熊猫将包含字符串的分隔列分隔为多列
问题描述:
我无法拆分包含分号的熊猫系列。是因为我使用列名('Social_Media')作为索引,还是因为python不会识别分号作为分隔符?或者我的脚本有问题?熊猫将包含字符串的分隔列分隔为多列
#Filters the NaN columns
df2 = df[df['Social_Media'].notnull()]
# Splitter for semicolon
df2['Social_Media'].apply(lambda x: x.split(';')[0])

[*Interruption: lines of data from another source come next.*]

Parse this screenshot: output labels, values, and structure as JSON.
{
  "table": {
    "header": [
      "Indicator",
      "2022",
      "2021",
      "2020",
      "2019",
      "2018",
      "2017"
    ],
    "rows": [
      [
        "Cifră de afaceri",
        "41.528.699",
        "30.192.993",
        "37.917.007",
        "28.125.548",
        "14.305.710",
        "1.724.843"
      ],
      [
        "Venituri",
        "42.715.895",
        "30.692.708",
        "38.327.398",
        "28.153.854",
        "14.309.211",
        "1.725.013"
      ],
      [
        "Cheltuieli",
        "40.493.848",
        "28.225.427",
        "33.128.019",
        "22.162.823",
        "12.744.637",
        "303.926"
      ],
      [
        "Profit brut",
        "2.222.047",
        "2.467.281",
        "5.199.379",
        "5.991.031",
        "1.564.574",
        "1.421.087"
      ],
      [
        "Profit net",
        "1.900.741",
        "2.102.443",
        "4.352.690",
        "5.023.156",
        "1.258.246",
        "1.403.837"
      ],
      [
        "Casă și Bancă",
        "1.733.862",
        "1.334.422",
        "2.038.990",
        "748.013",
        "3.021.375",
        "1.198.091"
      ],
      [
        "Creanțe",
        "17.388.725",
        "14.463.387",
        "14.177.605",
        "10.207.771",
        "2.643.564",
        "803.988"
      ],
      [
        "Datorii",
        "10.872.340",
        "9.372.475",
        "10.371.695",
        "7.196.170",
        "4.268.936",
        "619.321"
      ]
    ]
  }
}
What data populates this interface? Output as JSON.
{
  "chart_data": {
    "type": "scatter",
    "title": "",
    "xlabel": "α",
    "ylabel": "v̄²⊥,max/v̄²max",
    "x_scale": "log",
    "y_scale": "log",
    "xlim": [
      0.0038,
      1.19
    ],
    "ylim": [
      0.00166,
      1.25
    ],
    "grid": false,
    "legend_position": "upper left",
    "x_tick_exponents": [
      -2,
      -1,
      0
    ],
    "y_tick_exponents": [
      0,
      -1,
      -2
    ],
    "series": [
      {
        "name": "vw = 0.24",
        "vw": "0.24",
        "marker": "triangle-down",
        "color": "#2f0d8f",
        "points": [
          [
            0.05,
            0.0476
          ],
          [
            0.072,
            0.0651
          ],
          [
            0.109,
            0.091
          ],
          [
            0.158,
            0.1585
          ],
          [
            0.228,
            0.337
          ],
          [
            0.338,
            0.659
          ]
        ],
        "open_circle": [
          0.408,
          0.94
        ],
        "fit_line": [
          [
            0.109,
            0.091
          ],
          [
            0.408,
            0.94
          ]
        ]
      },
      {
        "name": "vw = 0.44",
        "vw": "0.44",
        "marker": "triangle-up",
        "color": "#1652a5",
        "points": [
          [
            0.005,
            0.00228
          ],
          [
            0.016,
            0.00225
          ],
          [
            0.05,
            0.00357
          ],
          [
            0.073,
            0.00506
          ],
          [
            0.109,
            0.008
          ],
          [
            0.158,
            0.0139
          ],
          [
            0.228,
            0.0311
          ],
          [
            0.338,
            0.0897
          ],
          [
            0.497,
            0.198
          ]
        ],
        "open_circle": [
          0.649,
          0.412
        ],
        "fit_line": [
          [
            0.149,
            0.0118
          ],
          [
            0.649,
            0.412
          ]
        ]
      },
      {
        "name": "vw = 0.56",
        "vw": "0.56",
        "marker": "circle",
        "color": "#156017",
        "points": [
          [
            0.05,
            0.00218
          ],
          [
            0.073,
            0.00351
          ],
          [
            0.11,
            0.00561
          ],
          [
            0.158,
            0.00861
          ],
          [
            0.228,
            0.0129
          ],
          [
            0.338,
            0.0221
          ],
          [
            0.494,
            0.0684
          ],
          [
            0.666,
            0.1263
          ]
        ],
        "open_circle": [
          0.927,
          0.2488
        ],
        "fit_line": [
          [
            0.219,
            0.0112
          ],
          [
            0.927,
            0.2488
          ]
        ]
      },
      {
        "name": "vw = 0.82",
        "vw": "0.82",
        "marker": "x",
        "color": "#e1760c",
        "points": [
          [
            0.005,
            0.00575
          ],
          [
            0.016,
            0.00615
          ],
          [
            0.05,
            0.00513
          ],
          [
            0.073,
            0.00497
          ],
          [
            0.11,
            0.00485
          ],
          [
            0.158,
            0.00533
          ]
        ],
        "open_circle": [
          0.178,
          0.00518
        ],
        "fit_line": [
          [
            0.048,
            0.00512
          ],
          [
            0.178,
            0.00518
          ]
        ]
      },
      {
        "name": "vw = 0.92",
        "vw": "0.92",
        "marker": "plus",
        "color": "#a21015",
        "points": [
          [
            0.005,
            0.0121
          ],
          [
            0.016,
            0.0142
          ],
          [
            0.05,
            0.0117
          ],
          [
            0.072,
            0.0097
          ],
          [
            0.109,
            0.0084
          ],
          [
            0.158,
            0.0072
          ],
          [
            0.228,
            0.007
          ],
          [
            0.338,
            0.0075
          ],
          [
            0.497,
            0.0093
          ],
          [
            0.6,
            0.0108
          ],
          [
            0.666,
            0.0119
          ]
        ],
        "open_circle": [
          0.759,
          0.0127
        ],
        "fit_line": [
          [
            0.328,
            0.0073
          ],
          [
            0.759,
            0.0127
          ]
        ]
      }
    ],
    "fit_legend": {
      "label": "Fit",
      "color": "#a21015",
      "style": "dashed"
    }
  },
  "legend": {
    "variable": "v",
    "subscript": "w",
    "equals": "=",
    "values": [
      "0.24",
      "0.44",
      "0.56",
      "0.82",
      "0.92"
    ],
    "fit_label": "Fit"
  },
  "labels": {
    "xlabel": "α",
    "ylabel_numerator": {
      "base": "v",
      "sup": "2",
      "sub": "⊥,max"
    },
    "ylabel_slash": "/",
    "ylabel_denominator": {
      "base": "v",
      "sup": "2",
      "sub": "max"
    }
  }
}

#This is my output after the split
Timestamp
2017-06-01 18:10:46 Twitter;Facebook;Instagram;WhatsApp;Google+
2017-06-01 19:24:04 Twitter;Facebook;Instagram;WhatsApp;Google+
2017-06-01 19:25:21 Twitter;Facebook;Instagram;WhatsApp;Google+
我需要看到的输出。
Timestamp name_a name_b name_c name_d name_e
2017-06-01 18:10:46 Twitter Facebook Instagram WhatsApp Google+
2017-06-01 19:24:04 Twitter Facebook Instagram WhatsApp Google+
2017-06-01 19:25:21 Twitter Facebook Instagram WhatsApp Google+
答
您可以通过字母使用str.split
df = df['Social_Media'].str.split(';', expand=True).add_prefix('name_')
print (df)
name_0 name_1 name_2 name_3 name_4
Timestamp
2017-06-01 18:10:46 Twitter Facebook Instagram WhatsApp Google+
2017-06-01 19:24:04 Twitter Facebook Instagram WhatsApp Google+
2017-06-01 19:25:21 Twitter Facebook Instagram WhatsApp Google+
而对于列名:
import string
L = list(string.ascii_lowercase)
names = dict(zip(range(len(L)), ['name_' + x for x in L]))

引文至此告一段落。